Insurance Coverage Expansion from Health Reform Legislation

Third, the actuaries estimate that the legislation would reduce spending on Medicare, and private out-of-pocket and direct insurance purchases, while increasing spending for Medicaid/CHIP coverage, and for insurance acquired through the Exchange - both private insurance and the proposed public plan option:

Changes in National Health Spending from Health Reform

Bottom Line - Start Making Sense
It is looking more likely that a bill will be enacted before the end of the year - but that outcome is far from certain.  If passage of legislation doesn’t occur by the end of December, there are three other possible outcomes:

  1. The bill - and various amendments - could be brought to the floor to allow Members to go on record about health reform overall and various specific issues.  (This presumes that a bill isn’t brought to the floor with the expectation of passage, but fails.)
  2. Negotiations are carried over into 2010 because the Democratic leadership doesn’t have the votes to pass a bill in December.
  3. With the outlook for getting enough votes for passage looking bleaker as the 2010 elections loom closer, the Democratic leadership could decide to shelve major health reform legislation, cobble together a bill of Medicare and related changes that are needed, and pass that bill at the end of December.

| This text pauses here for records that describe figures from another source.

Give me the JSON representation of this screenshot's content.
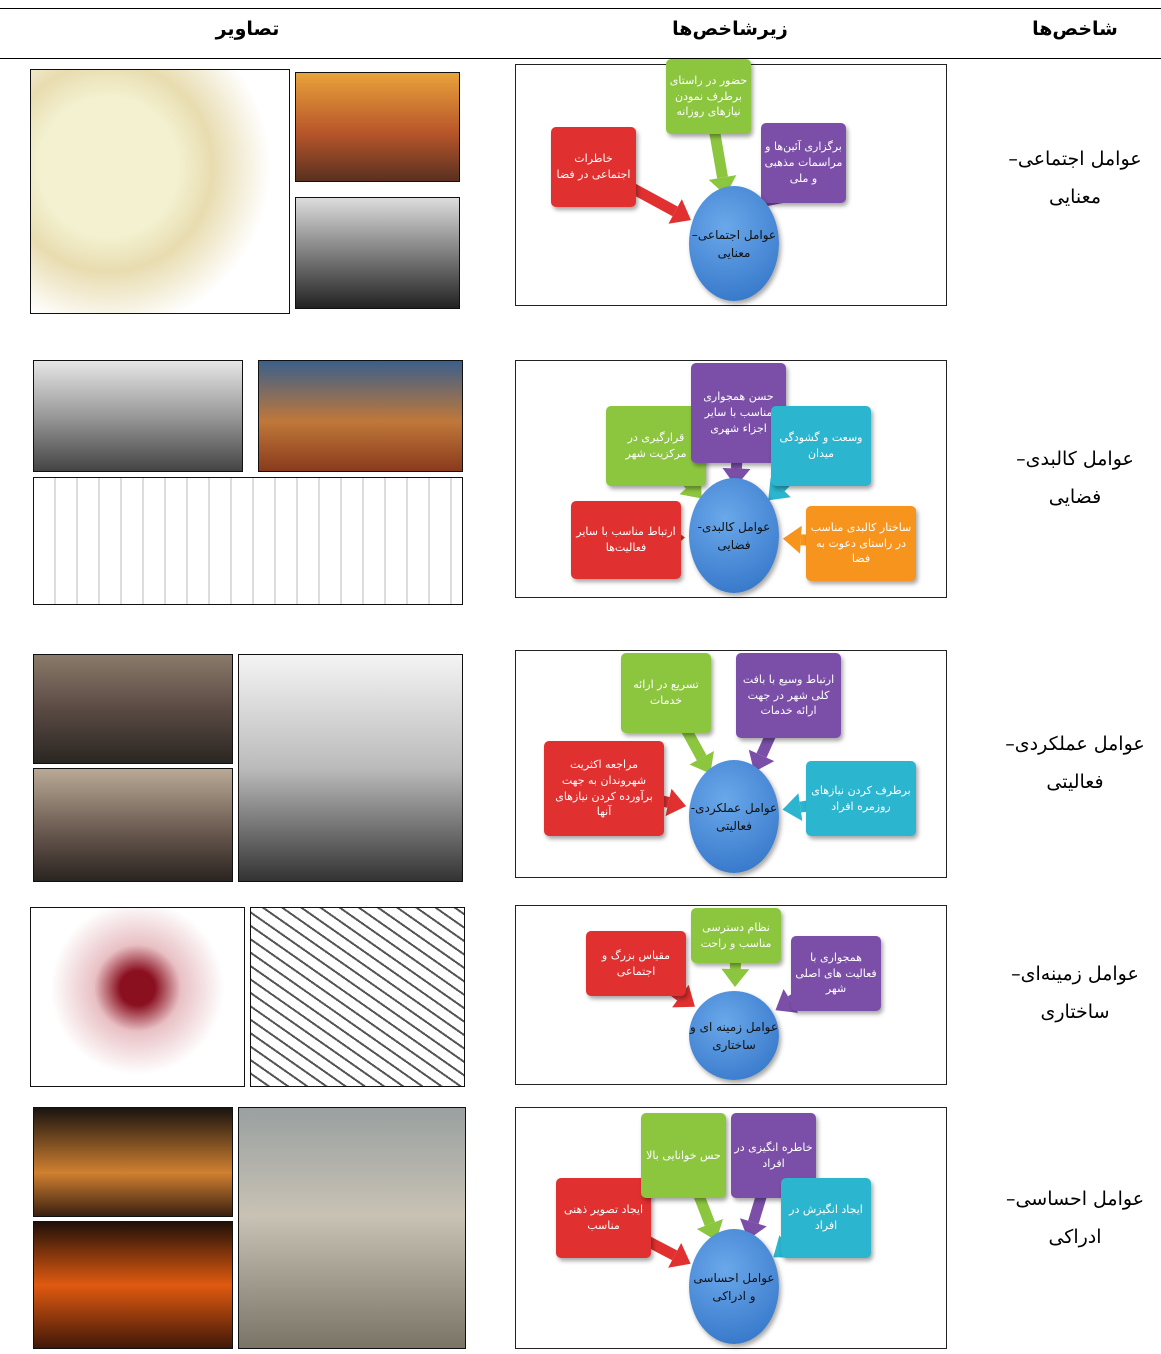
{
  "table": {
    "header": [
      "شاخص‌ها",
      "زیرشاخص‌ها",
      "تصاویر"
    ],
    "rows": [
      {
        "indicator": [
          "عوامل اجتماعی–",
          "معنایی"
        ],
        "diagram": {
          "center": "عوامل اجتماعی– معنایی",
          "boxes": [
            {
              "text": "خاطرات اجتماعی در فضا",
              "color": "#e0302f"
            },
            {
              "text": "حضور در راستای برطرف نمودن نیازهای روزانه",
              "color": "#8cc63f"
            },
            {
              "text": "برگزاری آئین‌ها و مراسمات مذهبی و ملی",
              "color": "#7b4fa8"
            }
          ]
        }
      },
      {
        "indicator": [
          "عوامل کالبدی–",
          "فضایی"
        ],
        "diagram": {
          "center": "عوامل کالبدی- فضایی",
          "boxes": [
            {
              "text": "ارتباط مناسب با سایر فعالیت‌ها",
              "color": "#e0302f"
            },
            {
              "text": "قرارگیری در مرکزیت شهر",
              "color": "#8cc63f"
            },
            {
              "text": "حسن همجواری مناسب با سایر اجزاء شهری",
              "color": "#7b4fa8"
            },
            {
              "text": "وسعت و گشودگی میدان",
              "color": "#2bb5cf"
            },
            {
              "text": "ساختار کالبدی مناسب در راستای دعوت به فضا",
              "color": "#f7941d"
            }
          ]
        }
      },
      {
        "indicator": [
          "عوامل عملکردی–",
          "فعالیتی"
        ],
        "diagram": {
          "center": "عوامل عملکردی- فعالیتی",
          "boxes": [
            {
              "text": "مراجعه اکثریت شهروندان به جهت برآورده کردن نیازهای آنها",
              "color": "#e0302f"
            },
            {
              "text": "تسریع در ارائه خدمات",
              "color": "#8cc63f"
            },
            {
              "text": "ارتباط وسیع با بافت کلی شهر در جهت ارائه خدمات",
              "color": "#7b4fa8"
            },
            {
              "text": "برطرف کردن نیازهای روزمره افراد",
              "color": "#2bb5cf"
            }
          ]
        }
      },
      {
        "indicator": [
          "عوامل زمینه‌ای–",
          "ساختاری"
        ],
        "diagram": {
          "center": "عوامل زمینه ای و ساختاری",
          "boxes": [
            {
              "text": "مقیاس بزرگ و اجتماعی",
              "color": "#e0302f"
            },
            {
              "text": "نظام دسترسی مناسب و راحت",
              "color": "#8cc63f"
            },
            {
              "text": "همجواری با فعالیت های اصلی شهر",
              "color": "#7b4fa8"
            }
          ]
        }
      },
      {
        "indicator": [
          "عوامل احساسی–",
          "ادراکی"
        ],
        "diagram": {
          "center": "عوامل احساسی و ادراکی",
          "boxes": [
            {
              "text": "ایجاد تصویر ذهنی مناسب",
              "color": "#e0302f"
            },
            {
              "text": "حس خوانایی بالا",
              "color": "#8cc63f"
            },
            {
              "text": "خاطره انگیزی در افراد",
              "color": "#7b4fa8"
            },
            {
              "text": "ایجاد انگیزش در افراد",
              "color": "#2bb5cf"
            }
          ]
        }
      }
    ]
  }
}
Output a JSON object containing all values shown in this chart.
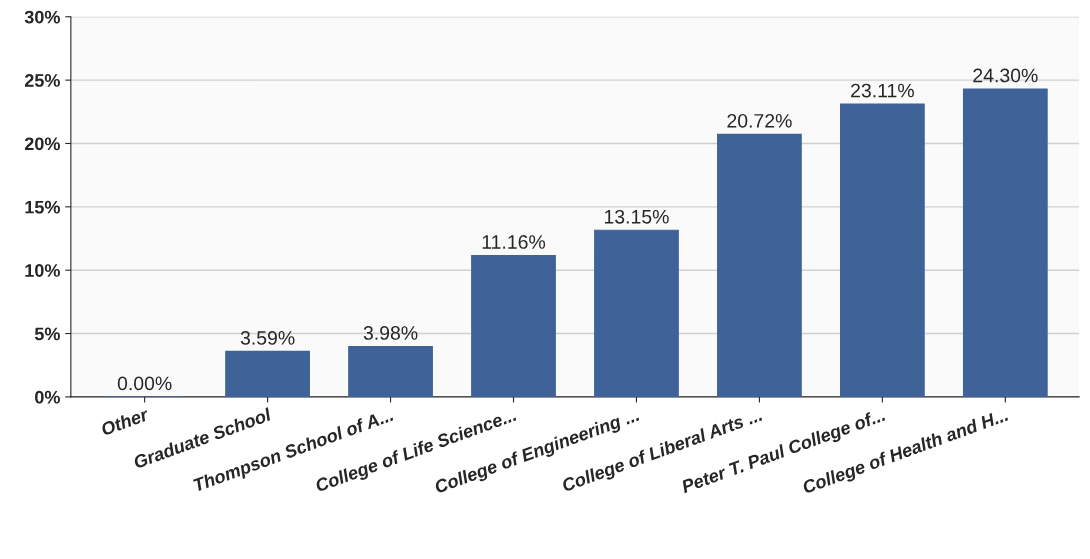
{
  "chart_data": {
    "type": "bar",
    "categories": [
      "Other",
      "Graduate School",
      "Thompson School of A...",
      "College of Life Science...",
      "College of Engineering ...",
      "College of Liberal Arts ...",
      "Peter T. Paul College of...",
      "College of Health and H..."
    ],
    "values": [
      0.0,
      3.59,
      3.98,
      11.16,
      13.15,
      20.72,
      23.11,
      24.3
    ],
    "value_labels": [
      "0.00%",
      "3.59%",
      "3.98%",
      "11.16%",
      "13.15%",
      "20.72%",
      "23.11%",
      "24.30%"
    ],
    "color": "#3f6398",
    "ylim": [
      0,
      30
    ],
    "yticks": [
      {
        "value": 0,
        "label": "0%"
      },
      {
        "value": 5,
        "label": "5%"
      },
      {
        "value": 10,
        "label": "10%"
      },
      {
        "value": 15,
        "label": "15%"
      },
      {
        "value": 20,
        "label": "20%"
      },
      {
        "value": 25,
        "label": "25%"
      },
      {
        "value": 30,
        "label": "30%"
      }
    ],
    "grid": "y"
  }
}
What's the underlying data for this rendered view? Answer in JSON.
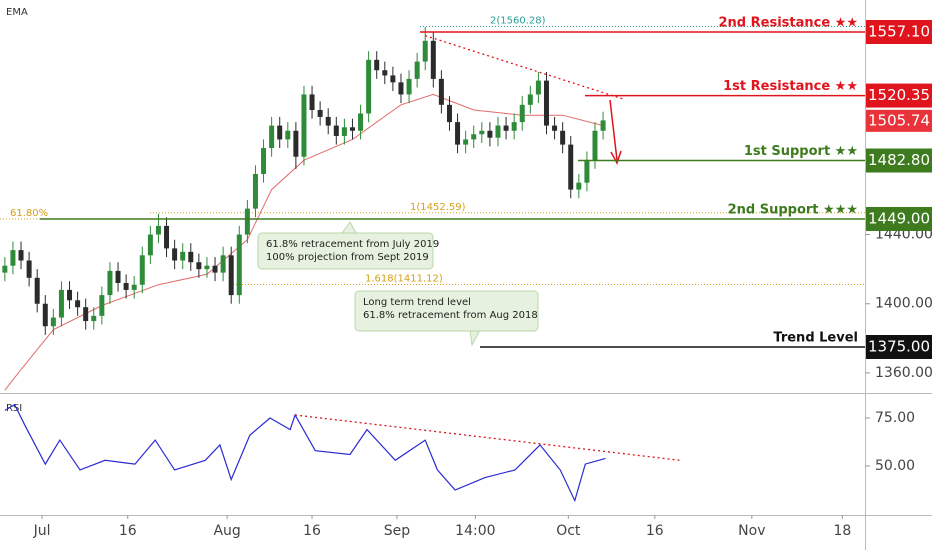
{
  "chart_data": [
    {
      "type": "candlestick",
      "label": "EMA",
      "xlim": [
        -0.6,
        106.4
      ],
      "ylim": [
        1348.4,
        1575.6
      ],
      "yticks": [
        {
          "value": 1360,
          "label": "1360.00"
        },
        {
          "value": 1400,
          "label": "1400.00"
        },
        {
          "value": 1440,
          "label": "1440.00"
        }
      ],
      "up_color": "#2e8b3a",
      "down_color": "#2b2b2b",
      "open": [
        1418,
        1422,
        1431,
        1425,
        1415,
        1400,
        1387,
        1392,
        1408,
        1402,
        1398,
        1390,
        1393,
        1405,
        1419,
        1412,
        1408,
        1411,
        1428,
        1440,
        1445,
        1432,
        1425,
        1430,
        1424,
        1420,
        1422,
        1418,
        1428,
        1405,
        1440,
        1455,
        1475,
        1490,
        1503,
        1495,
        1500,
        1485,
        1521,
        1512,
        1508,
        1503,
        1497,
        1502,
        1500,
        1510,
        1541,
        1535,
        1532,
        1528,
        1521,
        1530,
        1540,
        1552,
        1530,
        1515,
        1505,
        1492,
        1495,
        1498,
        1500,
        1496,
        1503,
        1500,
        1505,
        1515,
        1521,
        1529,
        1503,
        1500,
        1492,
        1466,
        1470,
        1483,
        1500
      ],
      "high": [
        1427,
        1436,
        1436,
        1430,
        1420,
        1405,
        1397,
        1413,
        1413,
        1407,
        1403,
        1398,
        1410,
        1424,
        1424,
        1417,
        1416,
        1433,
        1445,
        1452,
        1450,
        1437,
        1435,
        1435,
        1429,
        1427,
        1427,
        1433,
        1433,
        1445,
        1460,
        1480,
        1495,
        1508,
        1508,
        1505,
        1505,
        1526,
        1526,
        1517,
        1513,
        1508,
        1507,
        1507,
        1515,
        1546,
        1546,
        1540,
        1537,
        1533,
        1535,
        1545,
        1560,
        1557,
        1535,
        1520,
        1510,
        1500,
        1503,
        1505,
        1505,
        1508,
        1508,
        1510,
        1520,
        1526,
        1534,
        1534,
        1508,
        1505,
        1497,
        1475,
        1488,
        1505,
        1511
      ],
      "low": [
        1413,
        1417,
        1420,
        1410,
        1395,
        1382,
        1382,
        1387,
        1397,
        1393,
        1385,
        1385,
        1388,
        1400,
        1407,
        1403,
        1403,
        1406,
        1423,
        1435,
        1427,
        1420,
        1420,
        1419,
        1415,
        1415,
        1413,
        1413,
        1400,
        1400,
        1435,
        1450,
        1470,
        1485,
        1490,
        1490,
        1478,
        1480,
        1507,
        1503,
        1498,
        1492,
        1492,
        1495,
        1495,
        1505,
        1530,
        1527,
        1523,
        1516,
        1516,
        1525,
        1535,
        1525,
        1510,
        1500,
        1487,
        1487,
        1490,
        1493,
        1491,
        1491,
        1495,
        1495,
        1500,
        1510,
        1516,
        1498,
        1495,
        1487,
        1461,
        1461,
        1465,
        1478,
        1495
      ],
      "close": [
        1422,
        1431,
        1425,
        1415,
        1400,
        1387,
        1392,
        1408,
        1402,
        1398,
        1390,
        1393,
        1405,
        1419,
        1412,
        1408,
        1411,
        1428,
        1440,
        1445,
        1432,
        1425,
        1430,
        1424,
        1420,
        1422,
        1418,
        1428,
        1405,
        1440,
        1455,
        1475,
        1490,
        1503,
        1495,
        1500,
        1485,
        1521,
        1512,
        1508,
        1503,
        1497,
        1502,
        1500,
        1510,
        1541,
        1535,
        1532,
        1528,
        1521,
        1530,
        1540,
        1552,
        1530,
        1515,
        1505,
        1492,
        1495,
        1498,
        1500,
        1496,
        1503,
        1500,
        1505,
        1515,
        1521,
        1529,
        1503,
        1500,
        1492,
        1466,
        1470,
        1483,
        1500,
        1506
      ],
      "ema": {
        "color": "#e46a6a",
        "x": [
          0,
          2,
          6,
          12,
          19,
          25,
          30,
          33,
          37,
          43,
          49,
          53,
          58,
          64,
          69,
          74
        ],
        "values": [
          1350,
          1362,
          1385,
          1399,
          1411,
          1417,
          1437,
          1466,
          1483,
          1495,
          1515,
          1521,
          1512,
          1509,
          1509,
          1503
        ]
      },
      "trendline": {
        "color": "#e0141c",
        "x": [
          52,
          76.7
        ],
        "values": [
          1555,
          1518
        ]
      },
      "levels": [
        {
          "label": "2nd Resistance ★★",
          "value": 1557.1,
          "value_label": "1557.10",
          "color": "#e0141c"
        },
        {
          "label": "1st Resistance ★★",
          "value": 1520.35,
          "value_label": "1520.35",
          "color": "#e0141c"
        },
        {
          "label": "1st Support ★★",
          "value": 1482.8,
          "value_label": "1482.80",
          "color": "#3e7a1e"
        },
        {
          "label": "2nd Support ★★★",
          "value": 1449,
          "value_label": "1449.00",
          "color": "#3e7a1e"
        },
        {
          "label": "Trend Level",
          "value": 1375,
          "value_label": "1375.00",
          "color": "#111111"
        }
      ],
      "fibs": [
        {
          "label": "2(1560.28)",
          "value": 1560.28,
          "color": "#2aa198"
        },
        {
          "label": "1(1452.59)",
          "value": 1452.59,
          "color": "#d4a017"
        },
        {
          "label": "61.80%",
          "value": 1449,
          "color": "#d4a017"
        },
        {
          "label": "1.618(1411.12)",
          "value": 1411.12,
          "color": "#d4a017"
        }
      ],
      "last": {
        "value": 1505.74,
        "color": "#e8333a"
      },
      "annotations": [
        {
          "lines": [
            "61.8% retracement from July 2019",
            "100% projection from Sept 2019"
          ]
        },
        {
          "lines": [
            "Long term trend level",
            "61.8% retracement from Aug 2018"
          ]
        }
      ]
    },
    {
      "type": "line",
      "label": "RSI",
      "color": "#2b2bd0",
      "xlim": [
        -0.6,
        106.4
      ],
      "ylim": [
        24.5,
        87
      ],
      "yticks": [
        {
          "value": 50,
          "label": "50.00"
        },
        {
          "value": 75,
          "label": "75.00"
        }
      ],
      "x": [
        0,
        1.2,
        2.5,
        5,
        6.8,
        9.3,
        12.4,
        16.1,
        18.6,
        21,
        24.8,
        26.6,
        28,
        30.3,
        32.8,
        35.3,
        35.9,
        38.4,
        42.7,
        44.8,
        48.3,
        52,
        53.5,
        55.7,
        59.4,
        63.1,
        66.2,
        68.7,
        70.5,
        71.8,
        74.3
      ],
      "values": [
        79,
        82,
        71,
        51,
        63.5,
        48,
        53,
        51,
        63.5,
        48,
        53,
        61,
        43,
        66,
        75,
        69,
        76.6,
        58,
        56,
        69,
        53,
        63.5,
        48,
        37.5,
        44,
        48,
        61,
        48,
        32,
        51,
        54
      ],
      "trendline": {
        "color": "#e0141c",
        "x": [
          35.9,
          83.5
        ],
        "values": [
          76.6,
          53
        ]
      },
      "xticks": [
        {
          "value": 4.6,
          "label": "Jul"
        },
        {
          "value": 15.2,
          "label": "16"
        },
        {
          "value": 27.5,
          "label": "Aug"
        },
        {
          "value": 38,
          "label": "16"
        },
        {
          "value": 48.5,
          "label": "Sep"
        },
        {
          "value": 58.2,
          "label": "14:00"
        },
        {
          "value": 69.7,
          "label": "Oct"
        },
        {
          "value": 80.4,
          "label": "16"
        },
        {
          "value": 92.4,
          "label": "Nov"
        },
        {
          "value": 103.6,
          "label": "18"
        }
      ]
    }
  ]
}
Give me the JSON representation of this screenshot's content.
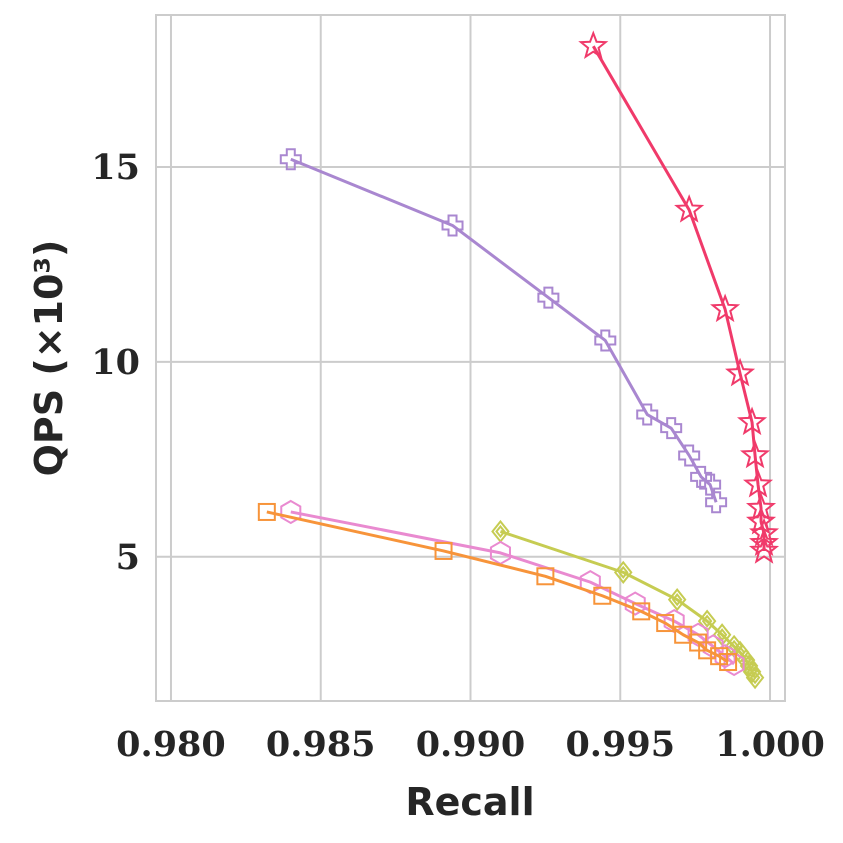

The first and third outcomes would bring closure (if not cloture) to the process and create space for other issues requiring Presidential and Congressional attention.  The second route would prolong the debate and maintain the possibility of passage - but with decreasing likelihood.

In addition, as a major health reform legislation is being debated in Congress, it is very unlikely that the Administration will nominate an Administrator or Deputy Administrator for CMS. This makes sense because presenting a nominee would divert attention in the Senate, and whoever is nominated would face an armada sized barrage of questions about ever large and minute issue in the pending legislative proposals. However, it also leaves CMS without its full compliment of political leaders, which could be a problem in 2010 whether they are tasked with implementing large parts of a new health reform law, or more focused changes to Medicare and Medicaid.

So will healthcare reform start making sense to the average voter, or will the whole issue blow up for Democrats in the 2010 election - either through failure to pass anything or by overreaching and fueling the wild-eyed fires in the red and purple pockets on political strategists maps?  The answers to these and other questions about the policies and politics of health reform will come sooner or later - and certainly by November 2010.

p.s. What the Talking Heads Said in “Stop Making Sense”
There are some interesting insights and parallels about the current health reform situation from the Talking Heads’ 1984 film “Stop Making Sense.”  In particular, there seems to be some prescient message in the titles of a few of their songs included in the movie (with my annotations):

  • Psycho Killer - (Rabidly opposing health reform based on disparaging mischaracterizations?)
  • Slippery People - (No comment necessary)
  • Burning Down the House - (The goal of the Republicans? Or what the Democrats could achieve by overreaching or mishandling health reform?)
  • Making Flippy Floppy - (What is a public option and why?)
  • Swamp - (Will health reform get mired in a swamp?)
  • Once in a Lifetime - (What many health reform advocates think this is?)
  • Crosseyed and Painless - (How many people working on health reform feel right now?)